Data Description
Processing MRLoader output
To process the data loaded with MRLoader we provide MRLoaderData class.
MRLoaderData processes data from the raw output and filters it from from_date to to_date:
from batcore.data import MRLoaderData
data = MRLoaderData('path/to/the/directory/containing/output/of/MRLoader',
from_date=datetime(), # all events before are removed
to_date=datetime(), # all events after are removed
)
Resulting instance of MRLoaderData has three relevant fields: pulls, comments, and commits.
Dataframes
pulls is a pandas DataFrame with information about pull requests. It has following fields:
key_change - identifier of the pull request
file - list of files’ paths changed in the pull request
reviewer - list of reviewers
date - time of the creation of the pull request (datetime.datetime instance)
owner - list of owners of the pull requests. We identify users by strings with the following format “{name}:{e-mail}:{login}”.
title - title of the pull request
status - status of the pull request (one of three: “MERGED”, “OPEN”, and “ABANDONED”)
closed - date when pull request was closed
author - set with authors of the pull request (i.e. authors of the commits)
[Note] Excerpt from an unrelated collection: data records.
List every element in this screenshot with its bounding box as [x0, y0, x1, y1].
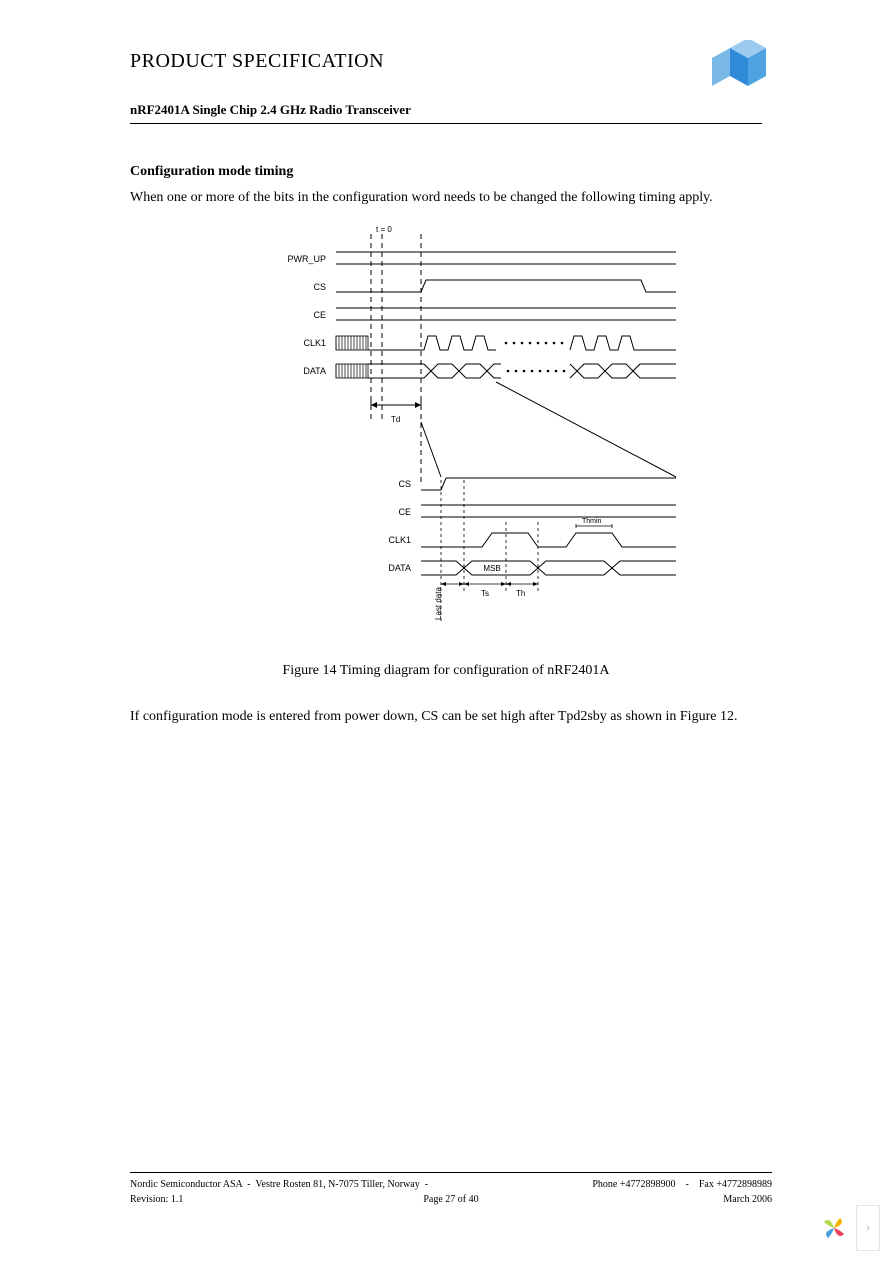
thmin-label: Thmin: [582, 518, 602, 525]
signal-label-pwr-up: PWR_UP: [287, 254, 326, 264]
last-data-label: Last data: [434, 586, 443, 619]
timing-diagram-figure: t = 0 PWR_UP CS CE CLK1: [130, 222, 762, 647]
footer-page: Page 27 of 40: [423, 1192, 478, 1207]
flower-icon: [818, 1212, 850, 1244]
after-figure-paragraph: If configuration mode is entered from po…: [130, 707, 762, 727]
subtitle-row: nRF2401A Single Chip 2.4 GHz Radio Trans…: [130, 101, 762, 124]
nordic-logo: [708, 40, 772, 101]
figure-caption: Figure 14 Timing diagram for configurati…: [130, 663, 762, 679]
intro-paragraph: When one or more of the bits in the conf…: [130, 188, 762, 208]
th-label: Th: [516, 589, 525, 598]
zoom-label-cs: CS: [398, 479, 411, 489]
signal-label-ce: CE: [313, 310, 326, 320]
section-title: Configuration mode timing: [130, 164, 762, 180]
time-zero-label: t = 0: [376, 225, 392, 234]
footer-date: March 2006: [723, 1192, 772, 1207]
page-footer: Nordic Semiconductor ASA - Vestre Rosten…: [130, 1172, 772, 1207]
zoom-label-clk1: CLK1: [388, 535, 411, 545]
product-subtitle: nRF2401A Single Chip 2.4 GHz Radio Trans…: [130, 102, 411, 117]
page-header-title: PRODUCT SPECIFICATION: [130, 50, 762, 73]
footer-revision: Revision: 1.1: [130, 1192, 183, 1207]
msb-label: MSB: [483, 564, 500, 573]
td-label: Td: [391, 415, 400, 424]
ts-label: Ts: [481, 589, 489, 598]
zoom-label-data: DATA: [388, 563, 411, 573]
viewer-widget: ›: [818, 1205, 880, 1251]
footer-left: Nordic Semiconductor ASA - Vestre Rosten…: [130, 1177, 428, 1192]
zoom-label-ce: CE: [398, 507, 411, 517]
signal-label-clk1: CLK1: [303, 338, 326, 348]
signal-label-data: DATA: [303, 366, 326, 376]
footer-right: Phone +4772898900 - Fax +4772898989: [592, 1177, 772, 1192]
next-page-button[interactable]: ›: [856, 1205, 880, 1251]
signal-label-cs: CS: [313, 282, 326, 292]
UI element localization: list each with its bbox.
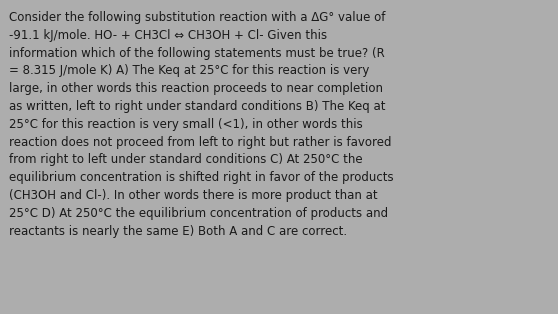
Text: Consider the following substitution reaction with a ΔG° value of
-91.1 kJ/mole. : Consider the following substitution reac… — [9, 11, 393, 238]
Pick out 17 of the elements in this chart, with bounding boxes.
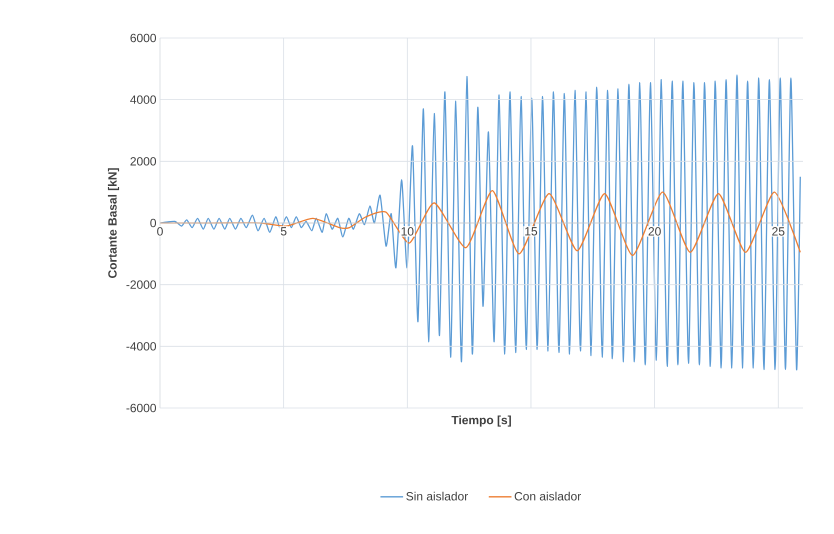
y-tick-label: -6000	[126, 404, 156, 412]
x-tick-label: 10	[402, 227, 414, 236]
x-tick-label: 15	[525, 227, 538, 236]
y-tick-label: 2000	[130, 157, 156, 166]
y-tick-label: 6000	[130, 34, 156, 42]
y-tick-label: -2000	[126, 280, 156, 289]
y-tick-label: -4000	[126, 342, 156, 351]
x-tick-label: 25	[772, 227, 784, 236]
y-tick-label: 0	[150, 218, 156, 228]
legend-label: Con aislador	[514, 492, 581, 500]
y-tick-label: 4000	[130, 95, 156, 104]
x-tick-label: 20	[648, 227, 661, 236]
legend-label: Sin aislador	[406, 492, 468, 500]
x-tick-label: 5	[280, 227, 286, 236]
x-tick-label: 0	[157, 227, 163, 236]
x-axis-title: Tiempo [s]	[452, 416, 511, 427]
y-axis-title: Cortante Basal [kN]	[108, 168, 120, 278]
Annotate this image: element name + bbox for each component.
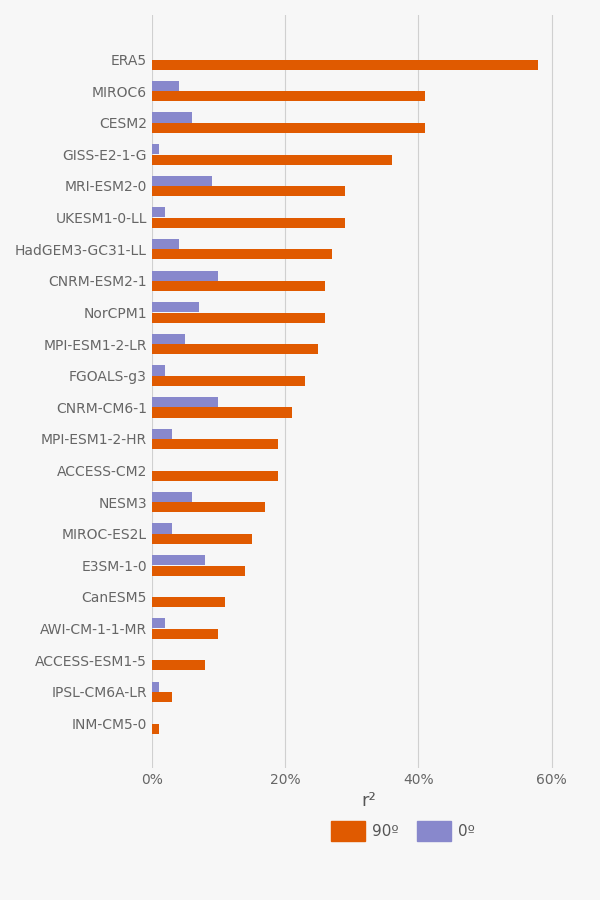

commits is a pandas DataFrame with information about commits. It has following fields:
key_commit - identifier of the commit
key_change - id of the pull request with the commit
key_file - file path of the changed file (in case of several changed files, there will be several entries with same key_commit)
key_user - author of the commit
date - date of the commit
comments is a pandas DataFrame with information about commits. It has following fields:
key_change - id of the pull request with the commit
key_file - file path of the changed file (nan when the comment was made not to the file)
key_user - author of the commit
date - date of the commit
Saving and Loading
You can save data from MRLoaderData with:
data.to_checkpoint('path/to/checkpoint')
And load with:
data = MRLoaderData().from_checkpoint('path/to/checkpoint')
Custom data
from_checkpoint method can also be used to load custom data.
Provided data should be in a specific format.
Path to checkpoint should lead to the folder with pulls.csv and optionally with comments.csv and commits.csv.
Those files should have a header with feature names from above and first index column.
Not all of the features are necessary for all of the models and some of them can be omitted and replaced with nan values.
All of the relevant columns must contain data in the form described above with the following exceptions:
dates - date-string with the following format “yyyy-mm-dd hh:mm:ss”
user_ids - can be anything, but if you use our implementation of alias matching it should be a string with the format “{name}:{e-mail}:{login}”
Required data for different models
- ACRec
pulls: date, reviewer, key_change, owner
comments: key_change, key_user
- cHRev
pulls: date, reviewer, key_change, file, owner
comments: date, key_user, key_file
- RevFinder
pulls: date, reviewer, key_change, file, owner
- RevRec
pulls: date, reviewer, key_change, owner, file
comments: date, key_user, key_file, key_change
- Tie
pulls: date, reviewer, key_change, title, file, owner
- WRC
pulls: date, reviewer, key_change, file, owner
- xFinder
pulls: date, reviewer, key_change, owner, file
commits: date, key_user, key_file
- CN
pulls: date, reviewer, key_change, owner
comments: date, key_user, key_change